Going global – GDS wants to open up Digital Marketplace to emerging economies


The Government Digital Service (GDS) has announced plans to expand the Digital Marketplace, making it a platform for governments around the world to use.

global digital marketplace gdsThe Government Digital Service (GDS) has announced plans to take its innovative procurement platform, the Digital Marketplace, global. It foresees an opportunity for suppliers to sell their services via the frameworks on the Digital Marketplace to countries overseas, particularly emerging economies.

Services on the Digital Marketplace – which includes the G-Cloud and Digital Specialists and Outcomes frameworks – have been limited to public sector organisations in the UK.

The Digital Marketplace has helped to transform and simplify the selling of cloud and digital services to UK government buyers. It intends to provide a transparent, searchable platform, with the aim of democratising procurement in government, which has traditionally been dominated by a handful of large SIs.

A total of £3.2 billion has been spent through the Digital Marketplace in just under 6 years. Of that total, 48% is spent with SMEs – that’s £1.43 of every £3.
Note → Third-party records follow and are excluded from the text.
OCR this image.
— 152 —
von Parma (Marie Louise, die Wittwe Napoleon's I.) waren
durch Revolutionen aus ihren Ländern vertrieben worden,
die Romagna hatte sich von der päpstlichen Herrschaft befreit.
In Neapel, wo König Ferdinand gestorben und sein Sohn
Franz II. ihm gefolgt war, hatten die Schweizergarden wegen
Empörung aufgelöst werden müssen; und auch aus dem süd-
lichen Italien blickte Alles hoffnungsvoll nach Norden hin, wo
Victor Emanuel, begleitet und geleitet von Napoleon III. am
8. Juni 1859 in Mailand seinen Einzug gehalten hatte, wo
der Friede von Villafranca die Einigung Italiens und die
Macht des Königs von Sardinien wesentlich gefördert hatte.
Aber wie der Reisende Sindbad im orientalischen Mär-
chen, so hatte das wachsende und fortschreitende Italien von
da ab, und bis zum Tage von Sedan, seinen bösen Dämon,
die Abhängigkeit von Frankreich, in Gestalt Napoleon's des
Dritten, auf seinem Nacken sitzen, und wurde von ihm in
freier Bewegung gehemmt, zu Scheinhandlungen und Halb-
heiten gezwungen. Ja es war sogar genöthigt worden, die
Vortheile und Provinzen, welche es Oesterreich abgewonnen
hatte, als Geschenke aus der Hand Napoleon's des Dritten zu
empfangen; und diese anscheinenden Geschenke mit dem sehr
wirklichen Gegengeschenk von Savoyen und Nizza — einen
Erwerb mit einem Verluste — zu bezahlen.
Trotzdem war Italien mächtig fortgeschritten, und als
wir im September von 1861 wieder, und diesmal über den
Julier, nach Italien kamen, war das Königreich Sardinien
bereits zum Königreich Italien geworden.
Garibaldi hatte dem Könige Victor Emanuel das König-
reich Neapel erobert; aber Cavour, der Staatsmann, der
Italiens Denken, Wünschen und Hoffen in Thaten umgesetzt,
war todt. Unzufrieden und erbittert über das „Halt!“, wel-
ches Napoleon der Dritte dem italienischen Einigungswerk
That being said, problems still remain with the current iteration of the Digital Marketplace, with complaints being aired regularly by suppliers and buyers.

GDS, however, has revealed that it received funding from the Foreign and Commonwealth Office to expand the Digital Marketplace, as part of their work on anti-corruption.

GDS said in a blog this week that it is now ready to “go global” with the platform, but that it needs help with the development.

It said:

We’re working on a project called Global Digital Marketplace. As the name suggests, it’s an expansion of the Digital Marketplace that will be open to international governments. And it means UK suppliers will have access to the global market.

Global Digital Marketplace is a partnership between GDS and the Foreign and Commonwealth Office. It aims to help international governments make their procurement more transparent, in order to prevent corruption and to boost their digital, data and technology sectors.

We announced the project at an event last September, where we looked at how Global Digital Marketplace could support emerging economies to deliver better public services and reform their digital and technology procurement.

GDS said that it is holding another event next month to further refine how Global Digital Marketplace can work.

It states that the event, which is on the 12th April, is open to government and industry, but particularly digital, data and technology (DDaT) suppliers. GDS wants to hear from both large enterprises and SMEs who are interested in exporting their services globally.

At the event, it will discuss the challenges and opportunities of exporting DDaT services to support global government transformation.
In particular, the event will focus on:

  • plans to work collaboratively with UK DDaT supplier partners
  • plans to support Smart City initiatives around the world
  • How GDS can work with government organisations and suppliers to support international governments to deliver transformation

In other recent news, the Crown Commercial Service (CCS) has made a u-turn on its decision to hold off submissions for the G-Cloud 10 framework for 12 months, announcing that a new version of the framework will now be open for bids in April.

In November, CCS had said that a new version of the G-Cloud framework would be delayed by a year, meaning that a new iteration would not have gone live for two years, prompting dismay from suppliers.

One of the reasons cited by CCS was that it was developing a new version of the Digital Marketplace – although it wasn’t clear whether this global version was the new development in question.

My take

A good opportunity for UK suppliers, particularly within the context of Brexit Britain. Although it can’t be denied that selling to our European partners within the the single market and customs union would have created an even larger opportunity than what suppliers may be now faced with. But nonetheless, this is an idea that has been touted for years and one that could be a huge opportunity for the UK.

Image credit - Sourced via GDS

    1. says:


      as a SaaS provider it is likely that most of these countries will require data residency. It would be useful if GDS helped get NCSC’s 14 Cloud Security Principles adopted by their international partners as that would make it easier to get services like ours through local security accreditations if required.